Computational complexity for regular expressions

1.1k Views Asked by At

Regular expressions rapidly become too complex (for me) to understand. Even something so simple as [ab][cd], has several logical branches. My goal is to improve the maintainability of our code base, so answers to these questions could help us detect and fix complex code:

  1. Are there computational complexity metrics (similar to cyclomatic complexity) that include the complexity inherent in regular expressions?
  2. Are there any tools that produce a complexity number for regular expressions?
  3. Are there tools that can suggest simplifications of regular expressions?
2

There are 2 best solutions below

1
Dirk Herrmann On

You might try using the compiled form of the regexp and try mapping some code complexity metrics to that, like, lines of code, or cyclomatic complexity. To see what I mean, look at the following stackoverflow answer: https://stackoverflow.com/a/2348725/5747415, which shows how with perl you can access the compiled form of a regexp. Another example is shown here: http://perldoc.perl.org/perldebguts.html#Debugging-Regular-Expressions, quoting the tool output from that page:

Compiling REx '[bc]d(ef*g)+h[ij]k$'
1: ANYOF[bc](12)
12: EXACT <d>(14)
14: CURLYX[0] {1,32767}(28)
16:   OPEN1(18)
18:     EXACT <e>(20)
20:     STAR(23)
21:       EXACT <f>(0)
23:     EXACT <g>(25)
25:   CLOSE1(27)
27:   WHILEM[1/1](0)
28: NOTHING(29)
29: EXACT <h>(31)
31: ANYOF[ij](42)
42: EXACT <k>(44)
44: EOL(45)
45: END(0)

Btw., I congratulate you to the decision to improve the code maintainability. That said, I just have to express my doubts that any formal metric provides a better guidance than (or can even get close to) the judgement of experienced developers...

1
Patrick87 On

If you are dealing with a regular expression system equivalent to the formal regular expressions (which describe regular languages; no counting, no lookbehind, no matching pairs of parentheses, etc.), OR if you will only be dealing with regular expressions which use these features (despite your regex system being capable of describing non-regular languages), then there is a precise notion of complexity (or at least you could derive one) and there is a certain sense in which regular expressions can be "minimized".

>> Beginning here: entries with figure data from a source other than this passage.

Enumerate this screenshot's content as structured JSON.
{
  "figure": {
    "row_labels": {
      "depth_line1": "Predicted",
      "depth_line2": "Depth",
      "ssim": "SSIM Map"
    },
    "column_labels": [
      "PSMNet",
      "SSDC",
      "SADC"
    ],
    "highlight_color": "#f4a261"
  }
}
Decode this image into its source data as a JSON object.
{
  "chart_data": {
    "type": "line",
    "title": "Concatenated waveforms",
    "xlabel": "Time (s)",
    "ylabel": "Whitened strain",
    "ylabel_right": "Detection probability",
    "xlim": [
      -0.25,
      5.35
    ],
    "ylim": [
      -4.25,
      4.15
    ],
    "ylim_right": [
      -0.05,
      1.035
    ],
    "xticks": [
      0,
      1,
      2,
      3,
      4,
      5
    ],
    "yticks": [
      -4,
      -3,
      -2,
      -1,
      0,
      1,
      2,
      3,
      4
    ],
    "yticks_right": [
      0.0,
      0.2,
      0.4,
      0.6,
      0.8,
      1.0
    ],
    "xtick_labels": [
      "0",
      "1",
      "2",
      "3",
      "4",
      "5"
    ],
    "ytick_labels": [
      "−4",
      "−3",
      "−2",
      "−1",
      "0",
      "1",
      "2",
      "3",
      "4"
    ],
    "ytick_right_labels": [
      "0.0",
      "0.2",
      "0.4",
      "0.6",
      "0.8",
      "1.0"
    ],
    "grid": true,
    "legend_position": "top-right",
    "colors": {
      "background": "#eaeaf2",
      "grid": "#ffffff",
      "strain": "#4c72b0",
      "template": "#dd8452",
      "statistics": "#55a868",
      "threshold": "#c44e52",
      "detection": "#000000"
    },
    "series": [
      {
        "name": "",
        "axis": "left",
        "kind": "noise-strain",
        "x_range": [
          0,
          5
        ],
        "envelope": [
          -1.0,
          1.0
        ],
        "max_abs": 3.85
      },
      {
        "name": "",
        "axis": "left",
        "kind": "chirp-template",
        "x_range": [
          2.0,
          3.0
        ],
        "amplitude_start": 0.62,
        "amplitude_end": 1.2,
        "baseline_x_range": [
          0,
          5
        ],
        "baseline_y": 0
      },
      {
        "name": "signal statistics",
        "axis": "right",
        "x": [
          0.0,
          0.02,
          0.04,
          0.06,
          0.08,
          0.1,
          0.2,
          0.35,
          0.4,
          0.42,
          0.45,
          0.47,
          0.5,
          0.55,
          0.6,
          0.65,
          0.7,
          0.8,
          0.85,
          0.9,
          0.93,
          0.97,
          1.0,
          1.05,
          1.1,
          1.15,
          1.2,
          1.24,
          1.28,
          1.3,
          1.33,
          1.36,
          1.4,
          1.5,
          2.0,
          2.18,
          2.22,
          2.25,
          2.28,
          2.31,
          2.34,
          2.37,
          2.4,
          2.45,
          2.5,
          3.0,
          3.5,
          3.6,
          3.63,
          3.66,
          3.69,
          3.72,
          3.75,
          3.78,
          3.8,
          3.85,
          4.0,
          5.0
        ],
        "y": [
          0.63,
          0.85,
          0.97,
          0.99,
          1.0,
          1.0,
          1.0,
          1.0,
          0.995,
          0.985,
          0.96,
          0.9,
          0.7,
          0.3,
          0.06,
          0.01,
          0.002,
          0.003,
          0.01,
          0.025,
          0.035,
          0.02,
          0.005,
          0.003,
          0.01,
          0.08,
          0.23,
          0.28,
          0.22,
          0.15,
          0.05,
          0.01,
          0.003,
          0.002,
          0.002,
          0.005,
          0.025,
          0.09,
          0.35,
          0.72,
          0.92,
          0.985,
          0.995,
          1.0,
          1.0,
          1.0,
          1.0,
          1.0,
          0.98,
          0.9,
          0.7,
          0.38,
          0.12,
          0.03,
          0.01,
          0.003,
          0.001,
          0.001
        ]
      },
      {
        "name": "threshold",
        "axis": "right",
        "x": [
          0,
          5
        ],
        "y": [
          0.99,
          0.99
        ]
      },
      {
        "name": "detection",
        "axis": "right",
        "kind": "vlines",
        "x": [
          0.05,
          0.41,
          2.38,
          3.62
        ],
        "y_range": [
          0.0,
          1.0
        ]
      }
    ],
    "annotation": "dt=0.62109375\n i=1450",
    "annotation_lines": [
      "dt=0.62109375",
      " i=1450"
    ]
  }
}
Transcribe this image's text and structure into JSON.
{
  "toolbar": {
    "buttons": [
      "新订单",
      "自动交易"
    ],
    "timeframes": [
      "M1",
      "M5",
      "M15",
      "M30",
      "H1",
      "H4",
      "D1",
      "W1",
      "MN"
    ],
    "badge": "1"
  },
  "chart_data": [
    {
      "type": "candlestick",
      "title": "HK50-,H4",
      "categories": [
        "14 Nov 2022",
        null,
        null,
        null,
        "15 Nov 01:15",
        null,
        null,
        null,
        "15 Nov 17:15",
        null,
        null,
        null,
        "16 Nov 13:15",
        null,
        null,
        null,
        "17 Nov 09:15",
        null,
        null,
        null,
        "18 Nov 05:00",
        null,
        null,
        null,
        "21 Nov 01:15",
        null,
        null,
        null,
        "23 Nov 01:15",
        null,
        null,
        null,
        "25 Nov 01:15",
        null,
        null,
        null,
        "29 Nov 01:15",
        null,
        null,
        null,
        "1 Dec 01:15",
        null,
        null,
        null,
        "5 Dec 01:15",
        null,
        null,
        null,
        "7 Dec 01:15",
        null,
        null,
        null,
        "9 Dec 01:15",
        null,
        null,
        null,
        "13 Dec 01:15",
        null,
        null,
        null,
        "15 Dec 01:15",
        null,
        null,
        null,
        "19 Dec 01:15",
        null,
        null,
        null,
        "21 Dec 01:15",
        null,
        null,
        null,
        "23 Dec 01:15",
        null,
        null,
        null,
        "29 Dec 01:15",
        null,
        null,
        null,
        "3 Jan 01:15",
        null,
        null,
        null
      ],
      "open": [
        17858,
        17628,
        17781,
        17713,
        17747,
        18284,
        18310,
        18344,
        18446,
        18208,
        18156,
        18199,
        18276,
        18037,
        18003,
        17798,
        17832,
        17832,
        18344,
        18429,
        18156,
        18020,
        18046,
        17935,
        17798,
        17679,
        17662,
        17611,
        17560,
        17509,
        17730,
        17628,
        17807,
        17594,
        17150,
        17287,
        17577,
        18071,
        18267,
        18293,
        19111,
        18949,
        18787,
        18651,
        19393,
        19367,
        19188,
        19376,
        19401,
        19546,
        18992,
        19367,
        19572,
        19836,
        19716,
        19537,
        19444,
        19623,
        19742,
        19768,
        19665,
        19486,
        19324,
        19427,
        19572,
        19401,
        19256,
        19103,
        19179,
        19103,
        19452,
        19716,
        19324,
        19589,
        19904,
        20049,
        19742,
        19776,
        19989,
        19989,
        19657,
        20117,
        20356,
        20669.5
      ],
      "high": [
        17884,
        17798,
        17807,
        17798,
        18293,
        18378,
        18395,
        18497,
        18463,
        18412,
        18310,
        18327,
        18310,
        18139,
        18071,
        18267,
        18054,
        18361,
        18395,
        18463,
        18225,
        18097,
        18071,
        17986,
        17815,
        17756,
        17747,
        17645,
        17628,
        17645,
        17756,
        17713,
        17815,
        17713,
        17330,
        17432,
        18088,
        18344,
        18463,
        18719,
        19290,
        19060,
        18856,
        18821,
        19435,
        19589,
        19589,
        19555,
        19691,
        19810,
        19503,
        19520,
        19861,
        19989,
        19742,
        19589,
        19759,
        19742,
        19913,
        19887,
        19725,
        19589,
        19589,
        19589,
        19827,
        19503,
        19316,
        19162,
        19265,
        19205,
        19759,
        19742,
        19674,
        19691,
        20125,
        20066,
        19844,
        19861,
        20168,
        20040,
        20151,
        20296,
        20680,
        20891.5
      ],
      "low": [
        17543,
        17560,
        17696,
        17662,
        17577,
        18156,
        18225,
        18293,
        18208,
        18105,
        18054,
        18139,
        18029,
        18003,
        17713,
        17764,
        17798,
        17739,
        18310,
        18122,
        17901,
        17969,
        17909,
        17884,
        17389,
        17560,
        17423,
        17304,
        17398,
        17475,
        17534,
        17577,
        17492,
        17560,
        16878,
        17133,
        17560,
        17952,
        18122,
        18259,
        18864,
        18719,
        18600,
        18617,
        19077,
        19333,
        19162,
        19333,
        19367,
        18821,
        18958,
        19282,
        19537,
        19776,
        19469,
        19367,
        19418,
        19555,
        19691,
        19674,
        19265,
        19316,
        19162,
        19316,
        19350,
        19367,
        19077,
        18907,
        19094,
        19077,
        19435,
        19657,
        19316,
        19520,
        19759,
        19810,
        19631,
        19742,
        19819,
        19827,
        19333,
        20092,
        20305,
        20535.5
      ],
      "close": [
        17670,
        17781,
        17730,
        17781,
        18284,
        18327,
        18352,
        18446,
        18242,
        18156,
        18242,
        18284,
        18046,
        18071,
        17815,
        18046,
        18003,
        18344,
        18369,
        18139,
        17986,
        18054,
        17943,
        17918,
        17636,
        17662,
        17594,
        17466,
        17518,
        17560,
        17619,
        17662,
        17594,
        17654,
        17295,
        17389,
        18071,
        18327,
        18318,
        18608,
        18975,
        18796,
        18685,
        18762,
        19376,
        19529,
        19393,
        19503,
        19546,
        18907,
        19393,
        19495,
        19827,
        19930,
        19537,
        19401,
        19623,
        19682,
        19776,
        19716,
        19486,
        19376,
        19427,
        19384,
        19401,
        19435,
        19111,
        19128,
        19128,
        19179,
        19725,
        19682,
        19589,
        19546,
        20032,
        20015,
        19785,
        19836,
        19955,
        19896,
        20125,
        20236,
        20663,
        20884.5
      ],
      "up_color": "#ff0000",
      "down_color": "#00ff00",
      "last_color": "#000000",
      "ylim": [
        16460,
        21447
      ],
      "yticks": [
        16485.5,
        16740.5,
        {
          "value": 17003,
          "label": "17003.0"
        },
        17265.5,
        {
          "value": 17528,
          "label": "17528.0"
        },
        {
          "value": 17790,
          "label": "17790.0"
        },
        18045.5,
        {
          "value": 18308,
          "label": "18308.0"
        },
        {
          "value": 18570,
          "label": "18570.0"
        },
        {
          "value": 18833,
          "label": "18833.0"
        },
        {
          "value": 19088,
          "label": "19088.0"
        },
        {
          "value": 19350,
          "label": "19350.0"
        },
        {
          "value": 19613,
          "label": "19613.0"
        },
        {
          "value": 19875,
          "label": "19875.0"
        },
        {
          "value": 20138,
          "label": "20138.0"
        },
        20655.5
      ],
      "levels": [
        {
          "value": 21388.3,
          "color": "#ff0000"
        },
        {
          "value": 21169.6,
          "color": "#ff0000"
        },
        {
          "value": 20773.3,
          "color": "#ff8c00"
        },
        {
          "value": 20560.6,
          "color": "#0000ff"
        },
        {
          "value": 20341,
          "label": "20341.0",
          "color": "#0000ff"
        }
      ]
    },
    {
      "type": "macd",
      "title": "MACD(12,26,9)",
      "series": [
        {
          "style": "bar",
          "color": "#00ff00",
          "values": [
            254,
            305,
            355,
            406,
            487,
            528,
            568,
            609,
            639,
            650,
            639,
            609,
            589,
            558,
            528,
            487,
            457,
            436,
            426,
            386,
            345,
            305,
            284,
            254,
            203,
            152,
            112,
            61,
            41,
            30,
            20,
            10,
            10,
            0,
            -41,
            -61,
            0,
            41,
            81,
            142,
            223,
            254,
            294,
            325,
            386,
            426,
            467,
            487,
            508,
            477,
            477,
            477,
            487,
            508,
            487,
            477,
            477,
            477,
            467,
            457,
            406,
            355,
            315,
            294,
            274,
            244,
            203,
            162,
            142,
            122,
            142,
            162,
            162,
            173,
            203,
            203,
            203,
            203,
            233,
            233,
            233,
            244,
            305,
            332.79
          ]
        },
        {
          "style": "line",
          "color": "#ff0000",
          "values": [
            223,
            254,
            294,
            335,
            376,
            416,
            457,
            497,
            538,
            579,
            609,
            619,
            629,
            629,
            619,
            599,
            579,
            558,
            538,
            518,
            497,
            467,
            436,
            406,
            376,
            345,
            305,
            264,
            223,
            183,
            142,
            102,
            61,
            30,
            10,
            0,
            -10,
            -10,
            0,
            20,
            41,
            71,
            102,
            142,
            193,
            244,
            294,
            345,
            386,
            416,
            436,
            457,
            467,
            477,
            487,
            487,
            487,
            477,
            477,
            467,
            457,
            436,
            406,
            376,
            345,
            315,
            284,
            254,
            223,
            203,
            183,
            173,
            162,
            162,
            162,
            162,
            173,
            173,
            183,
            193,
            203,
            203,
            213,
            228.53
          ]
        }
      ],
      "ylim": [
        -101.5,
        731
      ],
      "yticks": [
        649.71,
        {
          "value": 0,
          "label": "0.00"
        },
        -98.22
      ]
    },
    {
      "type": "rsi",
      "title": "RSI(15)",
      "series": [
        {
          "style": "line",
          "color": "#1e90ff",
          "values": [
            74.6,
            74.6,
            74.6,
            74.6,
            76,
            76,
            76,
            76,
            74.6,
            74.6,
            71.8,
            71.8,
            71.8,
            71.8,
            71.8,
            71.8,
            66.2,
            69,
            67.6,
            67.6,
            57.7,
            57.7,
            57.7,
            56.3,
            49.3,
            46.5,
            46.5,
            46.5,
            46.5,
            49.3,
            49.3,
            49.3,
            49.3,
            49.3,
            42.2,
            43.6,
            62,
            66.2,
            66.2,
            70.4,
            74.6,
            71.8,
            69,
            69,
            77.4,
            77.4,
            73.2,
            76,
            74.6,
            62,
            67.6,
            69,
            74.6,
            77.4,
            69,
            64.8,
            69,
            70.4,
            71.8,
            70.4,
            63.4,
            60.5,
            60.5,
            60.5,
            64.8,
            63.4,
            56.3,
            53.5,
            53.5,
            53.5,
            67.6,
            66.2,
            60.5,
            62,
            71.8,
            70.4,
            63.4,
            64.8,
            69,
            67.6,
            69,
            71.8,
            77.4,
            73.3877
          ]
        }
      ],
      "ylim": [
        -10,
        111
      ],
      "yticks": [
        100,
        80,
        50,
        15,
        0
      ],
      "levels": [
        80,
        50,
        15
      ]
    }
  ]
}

By the Myhill-Nerode theorem, all regular languages have a finite number of equivalence classes under the indistinguishability relation on strings. These equivalence classes correspond directly to states in a minimal deterministic finite automaton for the regular language. You could take the number of states of a minimal deterministic finite automaton for the language to be the "fundamental" complexity of the language itself.

There are algorithms which can take you from a (formal) regular expression to a minimal deterministic finite automaton, and then back again to a regular expression. Doing this should give you a canonical regular expression for every regular language. I imagine - but have not worked out a proof - that the process of producing a regular expression from a minimal deterministic finite automaton could be modified so that it produces the shorted (in terms of number of operations) regular expression possible.

The complexity of the language could be the number of operations in such a canonical regular expression. The actual complexity of any given regular expression could be the number of operations in it. The ratio could give you a sense of how "inefficient" or "unnecessarily complex" your regular expression is.

If you really need non-reguar features of regex, then you are out of luck; there's no notion of computable minimization in higher order language classes. You can invent complexity metrics all day, but you'll never get a general algorithmic answer to "how inefficient is this compared to the baseline?" Another way to say what I mean is this: making a cake might be harder than making popcorn, but if you need a cake, you have to expend the extra effort to get what you need.